During the same period, the cost of a data breach grew even more, from $88,000 to $120,000, for small and medium-sized businesses (SMBs). Both of these averages were significantly less than the $3.62 million estimated cost reported by the Ponemon Institute in the 2017 Ponemon Cost of Data Breach Study.
The Costliest Data Breach Incidents
Kaspersky Lab surveyed thousands of IT decision-makers from 29 countries about their organization’s cybersecurity spending, the threats confronting them and the costs of recovering from attacks. Their responses provided insight into the consequences of data breaches and what companies are doing to defend themselves.
Kaspersky Lab found that enterprises and SMBs differed in the costliest types of breaches they suffered. For instance, data breaches resulting from targeted attacks were the most expensive for enterprises at $1.64 million. This was followed by incidents affecting IT infrastructure hosted by a third party and physical loss of company-owned devices or media at $1.47 million and $1.42 million, respectively.
By contrast, SMBs paid the most following an incident that affected third-party IT infrastructure at $179,000. The costs of incidents involving non-computing connected devices ($148,000) and virtualized environments ($146,000) weren’t far behind.
Rising Investments in Cybersecurity
Security budgets will likely continue to grow. According to the 2018 survey, businesses of all sizes are stepping up their IT security spending to counter the risks of costly data breaches. While security budgets for enterprises rose to $8.9 million, spending among SMBs rose from $201,000 in 2017 to $246,000 in 2018. Even very small businesses increased their budgets from $2,400 to $3,900 over the last 12 months.

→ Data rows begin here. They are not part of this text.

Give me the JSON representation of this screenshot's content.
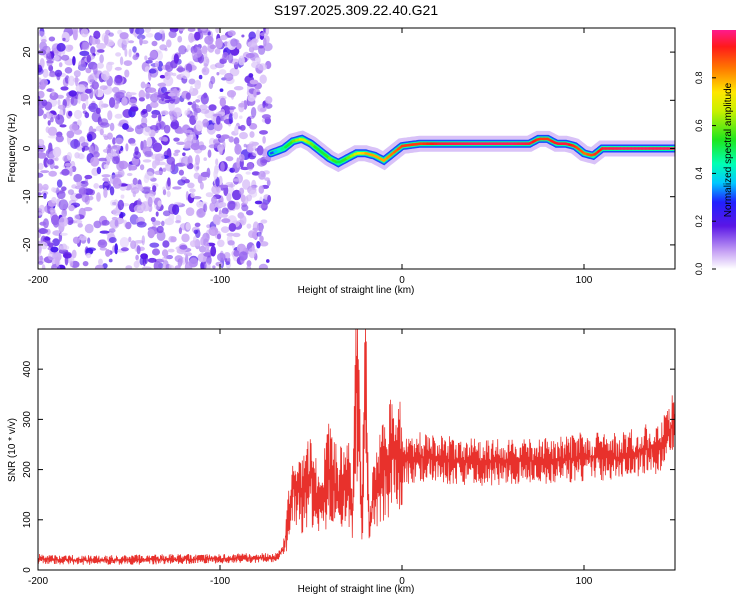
{
  "title": "S197.2025.309.22.40.G21",
  "chart_data": [
    {
      "type": "heatmap",
      "xlabel": "Height of straight line (km)",
      "ylabel": "Frequency (Hz)",
      "xlim": [
        -200,
        150
      ],
      "ylim": [
        -25,
        25
      ],
      "xticks": [
        -200,
        -100,
        0,
        100
      ],
      "yticks": [
        -20,
        -10,
        0,
        10,
        20
      ],
      "colorbar": {
        "label": "Normalized spectral amplitude",
        "range": [
          0,
          1
        ],
        "ticks": [
          0.0,
          0.2,
          0.4,
          0.6,
          0.8
        ],
        "tick_labels": [
          "0.0",
          "0.2",
          "0.4",
          "0.6",
          "0.8"
        ]
      },
      "noise_region_x": [
        -200,
        -73
      ],
      "signal_track": {
        "x": [
          -72,
          -65,
          -60,
          -55,
          -50,
          -45,
          -40,
          -35,
          -30,
          -25,
          -20,
          -15,
          -10,
          -5,
          0,
          10,
          20,
          40,
          60,
          70,
          75,
          80,
          85,
          90,
          95,
          100,
          105,
          110,
          120,
          130,
          140,
          150
        ],
        "freq": [
          -1,
          0,
          1.5,
          2,
          1,
          -0.5,
          -2,
          -3,
          -2,
          -1,
          -1,
          -1.5,
          -2.5,
          -1,
          0.5,
          1,
          1,
          1,
          1,
          1,
          2,
          2,
          1,
          1,
          0.5,
          -1,
          -1.5,
          0,
          0,
          0,
          0,
          0
        ],
        "amplitude": [
          0.3,
          0.5,
          0.6,
          0.7,
          0.6,
          0.5,
          0.6,
          0.5,
          0.6,
          0.7,
          0.8,
          0.8,
          0.8,
          0.85,
          0.9,
          0.9,
          0.95,
          0.97,
          0.97,
          0.95,
          0.9,
          0.9,
          0.95,
          0.95,
          0.9,
          0.85,
          0.9,
          0.95,
          0.97,
          0.97,
          0.97,
          0.97
        ]
      }
    },
    {
      "type": "line",
      "xlabel": "Height of straight line (km)",
      "ylabel": "SNR (10 * v/v)",
      "xlim": [
        -200,
        150
      ],
      "ylim": [
        0,
        480
      ],
      "xticks": [
        -200,
        -100,
        0,
        100
      ],
      "yticks": [
        0,
        100,
        200,
        300,
        400
      ],
      "series": [
        {
          "color": "#e8312c",
          "x": [
            -200,
            -180,
            -160,
            -140,
            -120,
            -100,
            -80,
            -70,
            -65,
            -62,
            -60,
            -58,
            -55,
            -50,
            -45,
            -40,
            -35,
            -30,
            -27,
            -25,
            -22,
            -20,
            -18,
            -15,
            -10,
            -5,
            0,
            10,
            20,
            40,
            60,
            80,
            100,
            120,
            130,
            140,
            145,
            150
          ],
          "y": [
            22,
            20,
            20,
            21,
            22,
            22,
            24,
            23,
            40,
            110,
            190,
            170,
            160,
            190,
            120,
            200,
            150,
            190,
            100,
            420,
            100,
            380,
            90,
            160,
            200,
            230,
            215,
            225,
            220,
            215,
            215,
            220,
            225,
            225,
            235,
            245,
            260,
            305
          ]
        }
      ]
    }
  ]
}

Maxim Frolov, vice president of global sales at Kaspersky Lab, said these increases reflect the importance of cybersecurity as organizations embrace the cloud and adjust to the digital age.
“Cybersecurity has become not just a line item in IT bills, but a boardroom issue and a business priority for companies,” Frolov said in a company press release. “Businesses expect a strong payoff as the stakes continue to get higher: Besides traditional cybersecurity risks, many companies now have to deal with growing regulatory pressures, for example.”